Julie Zimmerman named editor in chief of Environmental Science and Technology

by Linda Wang
March 7, 2020 | A version of this story appeared in Volume 98, Issue 9

 

This is a photo of Julie Zimmerman.
Credit: Courtesy of Julie Zimmerman
Julie Zimmerman

Julie B. Zimmerman, a professor of chemical and environmental engineering at Yale University, was named editor in chief of the American Chemical Society journal Environmental Science and Technology (ES&T). She succeeds David L. Sedlak, who was editor in chief of the journal since 2015.

“I’m excited about ES&T for the same reason that generations of scientists and engineers have been excited about it for over 50 years; it is the place you turn to if you are interested in the nexus of great science and positive environmental impact,” Zimmerman says. “The same dedicated insights that ES&T has supplied since its founding will be even more necessary today and into the future if we are to deal with emerging environmental concerns.”

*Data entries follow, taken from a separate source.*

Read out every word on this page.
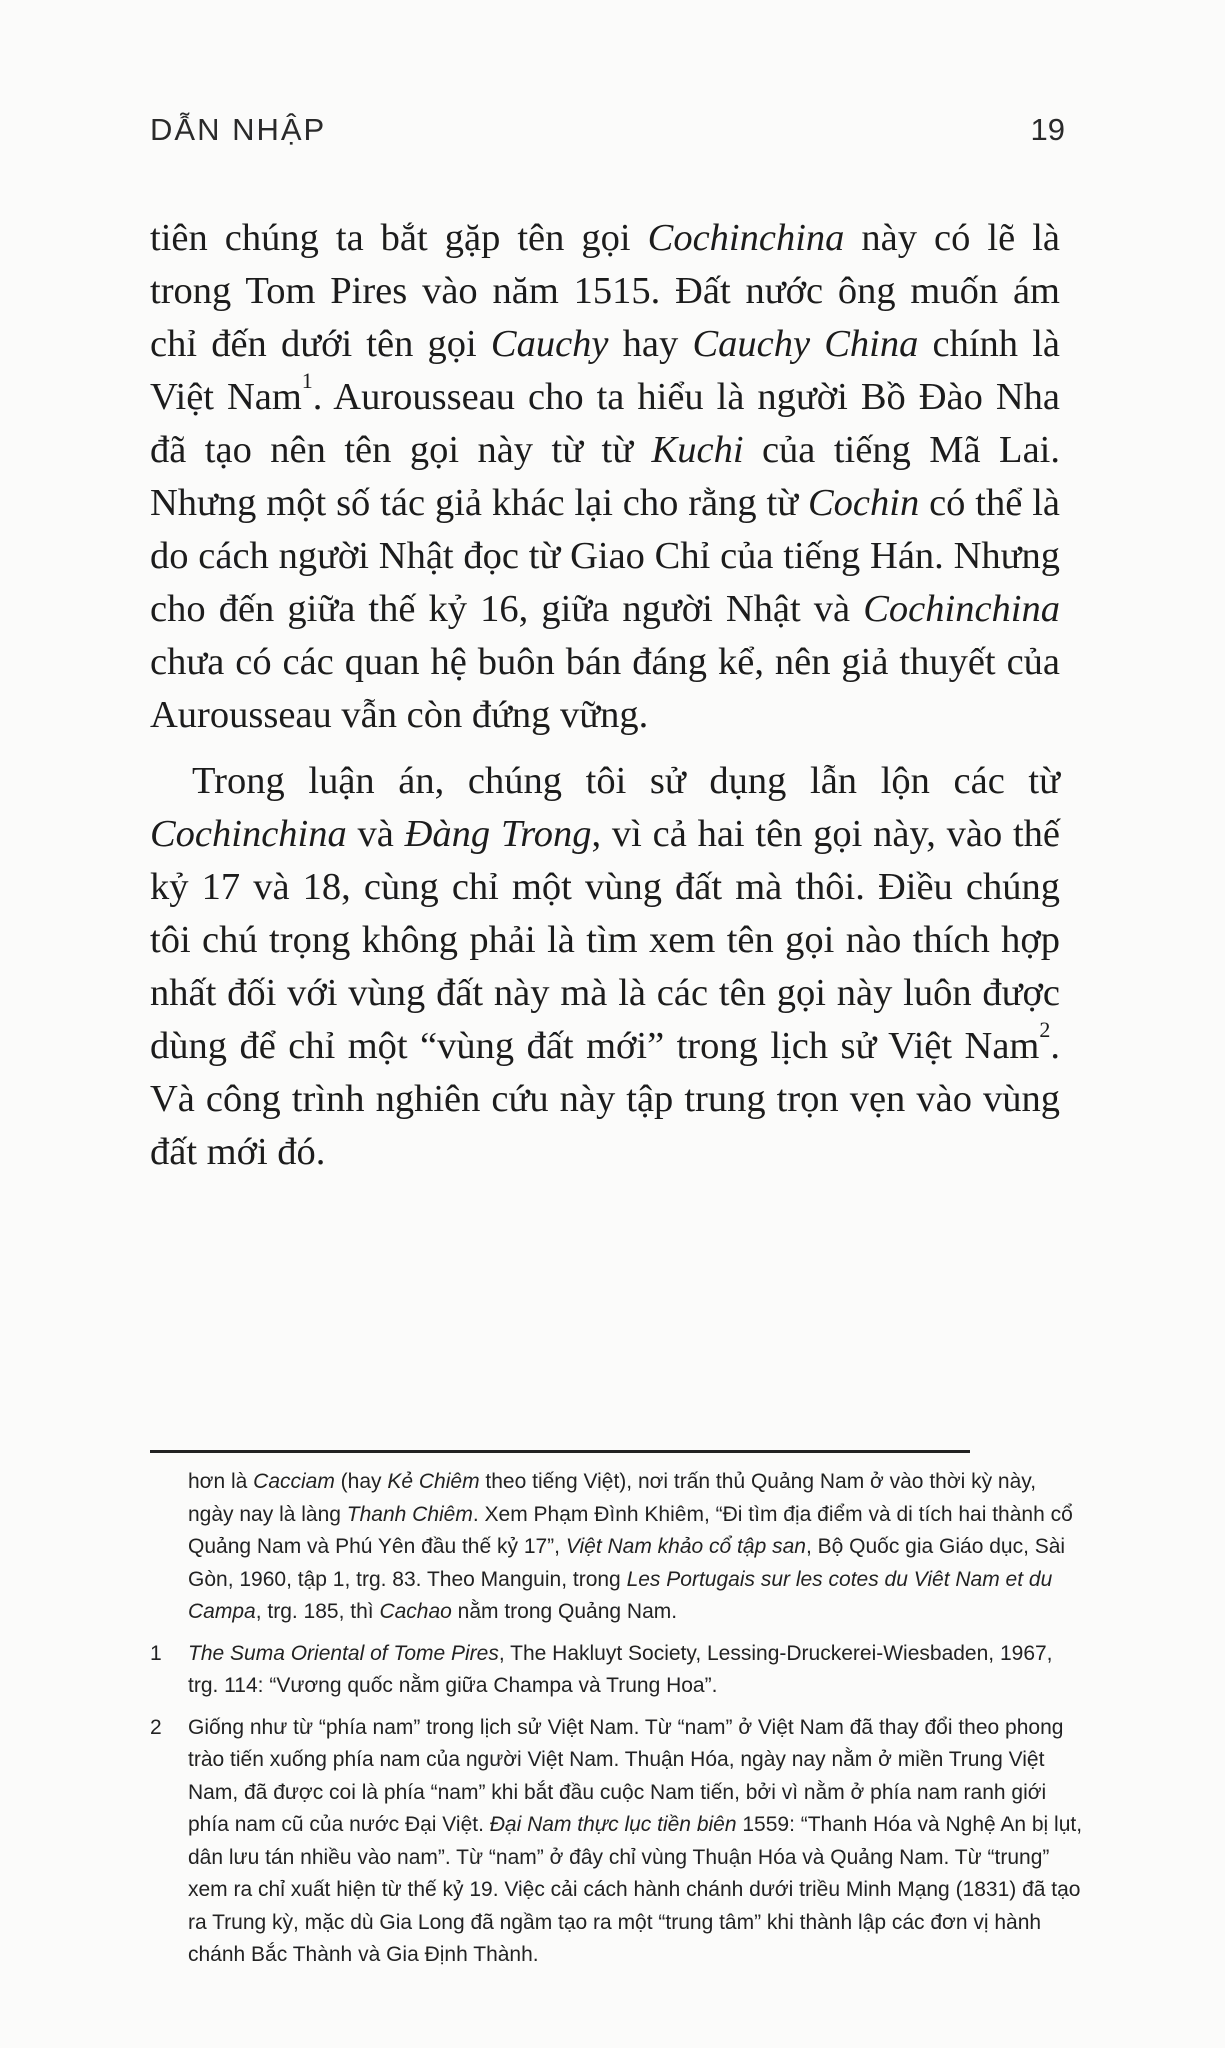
DẪN NHẬP	19

tiên chúng ta bắt gặp tên gọi Cochinchina này có lẽ là trong Tom Pires vào năm 1515. Đất nước ông muốn ám chỉ đến dưới tên gọi Cauchy hay Cauchy China chính là Việt Nam$^1$. Aurousseau cho ta hiểu là người Bồ Đào Nha đã tạo nên tên gọi này từ từ Kuchi của tiếng Mã Lai. Nhưng một số tác giả khác lại cho rằng từ Cochin có thể là do cách người Nhật đọc từ Giao Chỉ của tiếng Hán. Nhưng cho đến giữa thế kỷ 16, giữa người Nhật và Cochinchina chưa có các quan hệ buôn bán đáng kể, nên giả thuyết của Aurousseau vẫn còn đứng vững.

Trong luận án, chúng tôi sử dụng lẫn lộn các từ Cochinchina và Đàng Trong, vì cả hai tên gọi này, vào thế kỷ 17 và 18, cùng chỉ một vùng đất mà thôi. Điều chúng tôi chú trọng không phải là tìm xem tên gọi nào thích hợp nhất đối với vùng đất này mà là các tên gọi này luôn được dùng để chỉ một “vùng đất mới” trong lịch sử Việt Nam$^2$. Và công trình nghiên cứu này tập trung trọn vẹn vào vùng đất mới đó.

hơn là Cacciam (hay Kẻ Chiêm theo tiếng Việt), nơi trấn thủ Quảng Nam ở vào thời kỳ này, ngày nay là làng Thanh Chiêm. Xem Phạm Đình Khiêm, “Đi tìm địa điểm và di tích hai thành cổ Quảng Nam và Phú Yên đầu thế kỷ 17”, Việt Nam khảo cổ tập san, Bộ Quốc gia Giáo dục, Sài Gòn, 1960, tập 1, trg. 83. Theo Manguin, trong Les Portugais sur les cotes du Viêt Nam et du Campa, trg. 185, thì Cachao nằm trong Quảng Nam.
1 The Suma Oriental of Tome Pires, The Hakluyt Society, Lessing-Druckerei-Wiesbaden, 1967, trg. 114: “Vương quốc nằm giữa Champa và Trung Hoa”.
2 Giống như từ “phía nam” trong lịch sử Việt Nam. Từ “nam” ở Việt Nam đã thay đổi theo phong trào tiến xuống phía nam của người Việt Nam. Thuận Hóa, ngày nay nằm ở miền Trung Việt Nam, đã được coi là phía “nam” khi bắt đầu cuộc Nam tiến, bởi vì nằm ở phía nam ranh giới phía nam cũ của nước Đại Việt. Đại Nam thực lục tiền biên 1559: “Thanh Hóa và Nghệ An bị lụt, dân lưu tán nhiều vào nam”. Từ “nam” ở đây chỉ vùng Thuận Hóa và Quảng Nam. Từ “trung” xem ra chỉ xuất hiện từ thế kỷ 19. Việc cải cách hành chánh dưới triều Minh Mạng (1831) đã tạo ra Trung kỳ, mặc dù Gia Long đã ngầm tạo ra một “trung tâm” khi thành lập các đơn vị hành chánh Bắc Thành và Gia Định Thành.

One of her goals for the journal is to have it become a genuine catalyst for integrated systems thinking. “We are not going to save the world with the same fragmented thinking that got us into these problems, and we aren’t going to solve them with fragmented solutions. This coming generation of problem solvers will use the interconnectedness of our systems as a pathway toward global restoration, and ES&Twill be supporting and facilitating this work every day.”

Zimmerman was an associate editor of ES&T since 2012. Her research focuses on water treatment, environmental implications and applications of nanotechnology, and the integrated biorefinery. She is a coauthor of the textbook Environmental Engineering: Fundamentals, Sustainability, Design. She recently testified before the US House Committee on Science, Space, and Technology on the Sustainable Chemistry Research and Development Act of 2019.

Zimmerman earned a BS in civil environmental engineering from the University of Virginia and a dual PhD in environmental and water resources engineering and resource policy and behavior from the University of Michigan.

“Environmental science is perhaps more important now than ever before, and the next few years will be critical for our environment,” says James Milne, president of ACS’s Publications Division. “Professor Zimmerman is the right person to lead the journal’s work in advancing the science that encompasses and touches all of our lives.”